Pablo Molina always wears a sombrero when out in public. As a self-described guajiro (a Cuban from the countryside), it’s a part of him. Molina’s looming figure towers over most at Orlando Latin Market, but his eyes are gentle. His smile is a warm welcome.
“Guajiro es…” the 66-year-old began, his voice trailing off. “Nací en el campo, en una granja en el campo.”
The term guajiro, Molina said, means you grew up in the countryside. In his case, it means a childhood spent at a farm.
“All my life, I’ve used a sombrero… since I was a boy,” Molina said as he stood outside the market.

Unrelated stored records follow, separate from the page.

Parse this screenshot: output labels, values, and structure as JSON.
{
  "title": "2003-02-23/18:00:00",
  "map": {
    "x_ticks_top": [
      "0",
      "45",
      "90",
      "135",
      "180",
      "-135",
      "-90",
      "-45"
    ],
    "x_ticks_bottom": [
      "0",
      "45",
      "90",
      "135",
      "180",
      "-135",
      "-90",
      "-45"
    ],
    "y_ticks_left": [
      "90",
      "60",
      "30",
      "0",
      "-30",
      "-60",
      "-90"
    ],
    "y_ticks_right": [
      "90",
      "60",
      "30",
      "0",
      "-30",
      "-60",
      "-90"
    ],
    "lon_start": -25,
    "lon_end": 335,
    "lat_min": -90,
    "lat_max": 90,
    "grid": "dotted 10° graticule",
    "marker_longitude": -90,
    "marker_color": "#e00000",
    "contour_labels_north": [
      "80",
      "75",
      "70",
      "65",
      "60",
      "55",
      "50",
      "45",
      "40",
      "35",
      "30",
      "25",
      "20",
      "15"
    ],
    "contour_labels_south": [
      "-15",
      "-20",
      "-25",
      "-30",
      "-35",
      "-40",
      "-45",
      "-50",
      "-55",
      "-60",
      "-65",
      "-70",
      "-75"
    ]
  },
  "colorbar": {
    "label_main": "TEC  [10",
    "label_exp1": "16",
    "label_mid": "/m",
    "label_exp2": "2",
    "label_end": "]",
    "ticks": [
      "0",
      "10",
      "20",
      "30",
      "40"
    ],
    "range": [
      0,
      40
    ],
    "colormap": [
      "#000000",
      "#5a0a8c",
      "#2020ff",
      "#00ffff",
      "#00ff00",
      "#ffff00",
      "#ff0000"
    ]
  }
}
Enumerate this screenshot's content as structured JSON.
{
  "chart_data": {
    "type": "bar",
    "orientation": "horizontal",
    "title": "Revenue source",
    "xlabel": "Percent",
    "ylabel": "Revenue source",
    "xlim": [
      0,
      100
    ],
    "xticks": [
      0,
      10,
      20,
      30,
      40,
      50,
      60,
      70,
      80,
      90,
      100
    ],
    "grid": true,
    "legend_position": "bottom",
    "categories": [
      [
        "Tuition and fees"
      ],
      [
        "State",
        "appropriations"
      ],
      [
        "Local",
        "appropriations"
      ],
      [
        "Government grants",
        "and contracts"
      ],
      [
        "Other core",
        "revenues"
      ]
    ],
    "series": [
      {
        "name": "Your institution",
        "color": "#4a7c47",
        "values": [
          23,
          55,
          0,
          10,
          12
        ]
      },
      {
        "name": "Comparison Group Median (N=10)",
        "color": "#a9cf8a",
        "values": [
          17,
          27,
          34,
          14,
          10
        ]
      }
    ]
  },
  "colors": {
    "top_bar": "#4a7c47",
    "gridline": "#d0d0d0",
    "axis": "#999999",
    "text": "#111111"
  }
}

(LISTEN: Molina speaks about what it means to be a guajiro in the below audio clip)
On this day, he wore a worn hat, parts of it faintly smudged from dirt and sweat. Salt and pepper hair poke out from underneath it.
“This is the tradition of the guajiro,” he said. “The tradition of the guajiro is a Texan sombrero and boots and, in my heart, livestock. That was mine, and horses, too.”
Molina has several sombreros — one for work, one for going out on Sundays, and more. He said he always wears a sombrero.
“It’s a habit now — a habit like putting on a shirt when I’m going out even if I’m already wearing an undershirt… like your car keys. You can’t get into the car without your keys.”
When does this guajiro remove his sombrero? At home to get some air, he said.
“Pero siempre, siempre tengo (But always, I always have it),” he said. “I don’t step out until I put it on.”
Though he’s been living in the United States since 1994, Molina still considers himself a guajiro.
“I carry that in my blood,” he said.